Illustration : Paravant de Zao Wou-Ki

BEAUX ARTS

Exposition Zao Wou-KI à la Fondation Gianadda

DR Fondation Gianadda -

Au creux d'une vallée bordée de forêt et de coteaux de vignes en terrasses, la ville de Martigny, en Suisse, recèle bien des trésors. À l'origine de cet étrange engouement, un bâtisseur, Leonard Gianadda qui au fil du temps a oeuvré dans ce sens, sculptures offertes à la ville, fondation d'art contemporain, salle de concert...
À découvrir en ce moment jusqu'au 17 juin Zao Wou-Ki

 

Zao Wou-Ki est reconnu dans le monde entier comme l’un des plus grands peintres contemporains. Né à Pékin en 1920 et naturalisé français en 1964, il s'est éteint à Nyon dans le canton de Vaud en 2013, à l’âge de 93 ans.

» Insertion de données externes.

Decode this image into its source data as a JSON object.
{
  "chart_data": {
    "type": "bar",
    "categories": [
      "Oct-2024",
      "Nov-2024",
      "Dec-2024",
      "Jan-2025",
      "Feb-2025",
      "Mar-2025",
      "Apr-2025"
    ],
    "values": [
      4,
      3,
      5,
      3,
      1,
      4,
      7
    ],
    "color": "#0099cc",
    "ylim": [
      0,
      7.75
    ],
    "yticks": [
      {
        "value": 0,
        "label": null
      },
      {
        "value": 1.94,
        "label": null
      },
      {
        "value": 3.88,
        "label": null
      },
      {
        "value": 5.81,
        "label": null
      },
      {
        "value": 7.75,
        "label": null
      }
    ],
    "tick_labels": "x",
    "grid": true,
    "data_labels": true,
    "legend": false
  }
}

Avec la précieuse collaboration de la Fondation Zao Wou-Ki, la Fondation Pierre Gianadda présente, pour cette première rétrospective en Suisse, une cinquantaine de toiles et une trentaine d’œuvres sur papier, parmi lesquelles un ensemble monumental de grands formats, diptyques et triptyques, exceptionnel dans leur rassemblement.

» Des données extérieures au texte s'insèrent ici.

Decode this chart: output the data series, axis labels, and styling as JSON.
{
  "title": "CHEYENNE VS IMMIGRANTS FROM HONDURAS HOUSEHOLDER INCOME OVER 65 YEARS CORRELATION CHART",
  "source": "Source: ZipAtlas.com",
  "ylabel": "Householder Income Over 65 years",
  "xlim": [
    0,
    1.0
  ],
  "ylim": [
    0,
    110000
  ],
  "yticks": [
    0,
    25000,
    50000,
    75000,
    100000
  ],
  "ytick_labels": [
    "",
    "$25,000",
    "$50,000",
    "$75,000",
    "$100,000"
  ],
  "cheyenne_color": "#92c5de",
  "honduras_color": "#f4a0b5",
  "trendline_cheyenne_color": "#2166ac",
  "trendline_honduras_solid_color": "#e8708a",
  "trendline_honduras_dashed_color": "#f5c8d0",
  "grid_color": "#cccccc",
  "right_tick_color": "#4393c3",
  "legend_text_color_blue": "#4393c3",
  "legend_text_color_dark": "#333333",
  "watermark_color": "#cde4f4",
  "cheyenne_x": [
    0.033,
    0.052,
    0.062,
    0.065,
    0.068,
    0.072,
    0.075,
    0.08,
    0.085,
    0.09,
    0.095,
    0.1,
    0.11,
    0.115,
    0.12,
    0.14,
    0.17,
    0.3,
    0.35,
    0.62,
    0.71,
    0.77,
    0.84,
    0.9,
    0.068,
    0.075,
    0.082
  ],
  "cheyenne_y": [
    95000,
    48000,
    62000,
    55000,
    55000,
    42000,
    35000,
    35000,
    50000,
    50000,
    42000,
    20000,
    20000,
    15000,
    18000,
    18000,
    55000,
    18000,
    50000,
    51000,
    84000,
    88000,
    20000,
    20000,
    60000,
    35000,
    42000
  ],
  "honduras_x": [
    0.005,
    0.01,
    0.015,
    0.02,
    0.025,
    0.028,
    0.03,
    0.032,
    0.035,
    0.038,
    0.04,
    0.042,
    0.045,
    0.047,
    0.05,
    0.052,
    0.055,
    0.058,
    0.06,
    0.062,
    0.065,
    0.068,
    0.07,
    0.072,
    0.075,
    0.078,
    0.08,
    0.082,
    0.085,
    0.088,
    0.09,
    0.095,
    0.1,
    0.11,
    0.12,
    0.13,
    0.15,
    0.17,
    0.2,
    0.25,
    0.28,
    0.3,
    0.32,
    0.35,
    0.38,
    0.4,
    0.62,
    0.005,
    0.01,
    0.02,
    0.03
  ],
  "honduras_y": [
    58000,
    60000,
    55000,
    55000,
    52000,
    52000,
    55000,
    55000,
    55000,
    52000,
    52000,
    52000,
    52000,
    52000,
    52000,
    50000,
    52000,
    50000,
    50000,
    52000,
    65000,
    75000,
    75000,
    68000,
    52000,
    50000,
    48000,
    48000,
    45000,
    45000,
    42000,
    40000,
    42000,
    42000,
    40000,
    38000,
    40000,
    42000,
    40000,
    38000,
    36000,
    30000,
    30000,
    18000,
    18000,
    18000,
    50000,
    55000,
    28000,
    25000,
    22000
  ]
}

L’exposition met en situation les différentes étapes de la pratique chromatique et lumineuse du peintre pendant une soixantaine d'années suivant un parcours personnel aussi riche qu’inspiré.

Après une première période figurative motivant son désir de découvrir la France en 1948 (portraits, natures mortes et paysages réinventés), Zao Wou-Ki s'approprie une approche toute initiatique de la réserve occidentale reprise de Paul Klee, qui le conduit avec une grande sûreté de mains dès les années 1960-1970 vers de larges développements abstraits dans un espace lyrique libéré : autant de compositions prégnantes qui préludent aux ambitieux formats brossés dans les années 80, jusqu'aux oeuvres ultimes qui ponctuent le tournant du siècle.

En contrepoint de cette sélection d’huiles emblématiques de très grand format, une ample suite, volontairement limitée au noir et blanc, de grands lavis sur papier, met en lumière sa praxis ancienne de l'encre de Chine, et précise, s'il en était besoin, le pont imaginaire que le peintre a établi avec force durant plus d'un demi-siècle entre l’Asie et l’Occident.

Les œuvres proviennent de collections particulières européennes et asiatiques.

Le COMMISSARIAT est assuré par Daniel Marchesseau, Conservateur général honoraire du Patrimoine.